If all goes well, gentle rains will coax out a lush cover crop to protect from a deluge, and the odd menagerie will slowly nibble it to a nub by spring, when the vines revive.
"We've already gotten three small storms that have come through and dumped about half an inch of rain each," said Haas, partner and general manager of Tablas Creek Vineyards. "The cover crop is sprouted. That's going to do a big piece to hold the soil in place."
Across California's wine regions, growers are hoping a tenuous cover crop and ample straw will keep their nutrient-rich topsoil in place through what may be the first very wet winter in more than four years.
Atmospheric scientists have said the shift in Pacific Ocean currents that sparks the global weather phenomenon known as El Nino will bring a greater-than-even chance of above-normal rain across the center of the state. That makes the topsoil on steep hillside vineyards around Paso Robles more vulnerable than the more moderately sloped acreage in Napa and Sonoma, where growers are accustomed to higher rainfall.

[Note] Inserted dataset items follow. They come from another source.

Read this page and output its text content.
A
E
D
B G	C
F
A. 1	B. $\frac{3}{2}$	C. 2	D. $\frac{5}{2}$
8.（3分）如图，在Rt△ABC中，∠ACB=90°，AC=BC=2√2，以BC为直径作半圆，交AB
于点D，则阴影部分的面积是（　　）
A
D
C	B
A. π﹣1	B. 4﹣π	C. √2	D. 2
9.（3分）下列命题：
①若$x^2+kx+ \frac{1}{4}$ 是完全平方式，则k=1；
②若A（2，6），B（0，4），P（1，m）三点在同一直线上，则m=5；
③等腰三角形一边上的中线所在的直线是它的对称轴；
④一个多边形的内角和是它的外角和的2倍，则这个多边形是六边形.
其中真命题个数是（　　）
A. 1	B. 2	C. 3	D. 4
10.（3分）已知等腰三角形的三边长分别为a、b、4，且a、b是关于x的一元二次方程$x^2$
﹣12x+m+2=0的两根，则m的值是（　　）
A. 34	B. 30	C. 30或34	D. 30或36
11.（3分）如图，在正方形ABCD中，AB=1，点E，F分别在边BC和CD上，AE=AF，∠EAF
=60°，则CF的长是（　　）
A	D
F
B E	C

Not far from Haas' farm, relative newcomer Jason Yeager is staring down what could be the first wet winter his vines have seen since he planted them five years ago. But he grew up in a wine family in Napa, where putting in a cover crop is standard operating procedure.
"Down here it's starting to become that way, and we're trying to get the word out to other growers that may not do that sort of thing to spend a little money and put a little something in there, because if they don't, it's going to be a problem," said Yeager, director of vineyards at Niner Wine Estates, also in Paso Robles.
"As farmers, we're all interested in keeping our soil right in place. That's how we make a living," said Garrett Buckland of Premiere Viticultural Services, a consulting company in Napa. "It doesn't do us any good if it's out in the bay somewhere."
The Central Coast had a dress rehearsal in July, when the remnants of a Pacific hurricane dumped 3.55 inches of rain around Paso Robles. "Everything was bare," Yeager said. "You're never expecting that kind of rain in July here because it just never happens. I had quite a mess to clean up here."
One walnut grower lost tons of topsoil from a recently tilled property west of the city.
"You can lose hundreds of tons of topsoil from a downpour like that," said grower and vintner Matt Merrill, general manager of Mesa Vineyard Management Inc. in nearby Templeton, which oversees about 12,000 acres of vineyards in the Central Coast region.
Properties he manages are putting down hay and a cover crop, clearing ditches and drains and taking other measures to prepare, Merrill said.